- - Wednesday, August 2, 2017

The Melvins are back with a new album. What, you’ve never heard of the legendary noise/grunge/sludge/experimental rock band that has released dozens of albums in their three-decade-plus career? Well, the group, led by Buzz Osborne and drummer Dale Crover, still continues to make new music and tour.

While The Melvins may not be a household name, Mr. Osborne actually had a hand in creating one of the seminal groups of the 1990s when he introduced high school pal and onetime bandmate Kurt Cobain and Krist Novoselic to a drummer by the name of Dave Grohl. Thus, Nirvana was born.

Now that you know that little bit of history, you can actually see The Melvins perform Sunday at the Ottobar in Baltimore and Tuesday at The Broadberry in Richmond, Virginia. Until then, enjoy this exclusive chat with bandleader “King Buzzo” about dealing with jerks, touring then versus touring now and The Melvins’ new double album, “A Walk With Love and Death.”

Question: The new album comes out today. Do release dates still mean anything to you?

Answer: It never really meant much. We’ve been living with the record since last fall. By the time the records come out, you’re pretty much done with them.

Q: And on to the next one?

A: Yeah. The next one is almost done. It just has to be mixed.

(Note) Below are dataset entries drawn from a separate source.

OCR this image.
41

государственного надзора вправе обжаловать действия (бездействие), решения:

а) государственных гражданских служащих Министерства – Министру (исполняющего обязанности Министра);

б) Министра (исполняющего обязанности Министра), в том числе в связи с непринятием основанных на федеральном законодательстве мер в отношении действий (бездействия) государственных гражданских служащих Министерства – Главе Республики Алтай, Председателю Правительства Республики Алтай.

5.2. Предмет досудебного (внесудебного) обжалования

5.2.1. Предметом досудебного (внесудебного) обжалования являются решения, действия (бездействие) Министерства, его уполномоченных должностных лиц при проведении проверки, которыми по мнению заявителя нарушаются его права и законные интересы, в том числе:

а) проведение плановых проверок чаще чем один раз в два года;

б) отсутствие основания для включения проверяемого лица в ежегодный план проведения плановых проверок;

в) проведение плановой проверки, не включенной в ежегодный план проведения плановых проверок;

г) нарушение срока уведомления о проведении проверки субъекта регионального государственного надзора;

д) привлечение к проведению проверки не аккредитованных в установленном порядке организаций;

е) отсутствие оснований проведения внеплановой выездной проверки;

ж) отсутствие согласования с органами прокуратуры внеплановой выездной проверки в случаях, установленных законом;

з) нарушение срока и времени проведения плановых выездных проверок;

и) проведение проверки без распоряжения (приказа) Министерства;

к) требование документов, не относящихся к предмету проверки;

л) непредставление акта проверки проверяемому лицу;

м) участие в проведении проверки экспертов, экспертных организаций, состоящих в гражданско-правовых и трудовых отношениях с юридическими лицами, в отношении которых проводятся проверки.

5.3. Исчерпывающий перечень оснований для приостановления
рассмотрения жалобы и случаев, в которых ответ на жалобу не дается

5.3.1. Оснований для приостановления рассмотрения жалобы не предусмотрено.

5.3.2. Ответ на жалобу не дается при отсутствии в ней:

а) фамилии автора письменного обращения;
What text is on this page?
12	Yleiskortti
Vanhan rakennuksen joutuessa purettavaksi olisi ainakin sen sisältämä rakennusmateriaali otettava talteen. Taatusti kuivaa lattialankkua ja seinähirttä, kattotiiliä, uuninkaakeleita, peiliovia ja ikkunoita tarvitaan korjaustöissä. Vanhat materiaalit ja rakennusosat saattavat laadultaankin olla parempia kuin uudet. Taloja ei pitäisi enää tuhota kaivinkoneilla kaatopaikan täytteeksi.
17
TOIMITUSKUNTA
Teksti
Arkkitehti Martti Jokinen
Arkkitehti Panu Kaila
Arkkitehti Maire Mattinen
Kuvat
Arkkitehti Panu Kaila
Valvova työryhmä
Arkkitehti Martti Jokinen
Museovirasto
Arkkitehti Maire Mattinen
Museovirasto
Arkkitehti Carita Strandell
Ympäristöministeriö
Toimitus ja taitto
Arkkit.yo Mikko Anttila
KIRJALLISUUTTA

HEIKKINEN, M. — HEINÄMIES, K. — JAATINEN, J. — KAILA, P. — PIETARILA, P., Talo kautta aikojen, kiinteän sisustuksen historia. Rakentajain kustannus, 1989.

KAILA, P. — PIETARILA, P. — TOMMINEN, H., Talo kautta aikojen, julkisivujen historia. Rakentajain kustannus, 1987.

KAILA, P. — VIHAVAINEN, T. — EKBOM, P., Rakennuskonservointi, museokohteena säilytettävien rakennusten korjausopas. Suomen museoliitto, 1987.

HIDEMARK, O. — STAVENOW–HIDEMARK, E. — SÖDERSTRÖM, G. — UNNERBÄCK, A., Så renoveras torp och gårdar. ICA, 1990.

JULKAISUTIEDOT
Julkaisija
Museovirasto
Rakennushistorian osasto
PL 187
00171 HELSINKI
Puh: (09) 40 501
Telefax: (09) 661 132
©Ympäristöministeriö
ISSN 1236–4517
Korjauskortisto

Q: Is there ever a minute where you’re not making music?

A: We work pretty fast. We’re not big believers in letting things overcook. You could sit there and work on something for six months or work on something for six minutes, and nobody knows the difference. Chances are they’ll like the six-minute one better. Usually.

Q: How many records have The Melvins put out?

A: Just full albums? That’s 25 or 26. But if you count all the 7” singles, 12” and EPs? Probably close to 100. We have done 50 or 60 7” at least.

Q: Are you the most prolific band in the history of music?

A: No clue. There are probably bands that do as much as we do, maybe more. But maybe not as many bands do as many albums combined as live shows.

We work pretty hard. Actually, we only look like we work hard compared to most people. We’ve never stopped. Not really.

Q: With that vast of a catalog, how do you decide what to play live?

A: It’s never easy and comes down to whatever songs fit together best — in that order. Some songs don’t work well live, some do. We try to get a set that cohesively fits together for one reason or another. We figure that out in the practice place.

Q: You and drummer Dale Crover have been the only constant members of the band. What is the secret of you guys working together for decades? And what about bass players?

A: All the bass players we’ve played with are good. Not everybody can do it. There needs to be some reason we want him to play with us beyond, “Oh, he can play all the songs right.” I’m not interested in that. I’m interested in what they can contribute to it.

Dale and I don’t argue about anything. We pretty much have the same ideas of what we should and shouldn’t do. We’ve lost members to drug problems and alcoholism. Mental illness issues in general. There is a lot of that in music.

We’ve done it a long time. I think the key is not stopping if you can make that work.

Q: How has touring changed for you?

A: For us it has gotten easier because we are doing it how we like it. We don’t want to do the traditional way of touring of being on a bus. I don’t really like busses. So we drive and stay in hotels.

I can’t sleep on a bus. It’s not for me. We tried that kind of thing and I just can’t make it work.

Q: There are some quiet moments on the new album. Are The Melvins mellowing with age?

A: We’ve done stuff like that on other records. We did an album called “Bootlicker” that was all quiet stuff in ‘99. Us doing quite stuff is nothing new. It’s always been there. Slow. Fast. Quiet. Loud. In no particular order.

Q: What can people expect when they come to see The Melvins live?

A: Expect nothing and you’ll be pleasantly surprised.

I pride myself on playing with guys who are good musicians. It make my job easier.

Q: How did Steven Shane McDonald from Redd Kross end up as the band’s current bass player?

A: We’ve never had tryouts for the band. I can’t even imagine that. Dale played with him in OFF and said, “He might be good.” We were already fans of all the bands he’s played with before. We want to pick out a guy we like.

Q: Is getting along as people the most important thing?

A: It’s a big part of it. Being in a rock band is not an easy thing to do. It’s not as hard as a straight job. I feel blessed.

Q: Is it fulfilling still be able to do this with all the changes in music.

A: If you run into a**holes, all you have to do is wait. Eventually they’ll be gone. You just wait em’ out.

The Melvins play Sunday at the Ottobar in Baltimore. Tickets are available by going to Ticketfly.com. They also play Tuesday at The Broadberry in Richmond, Virginia.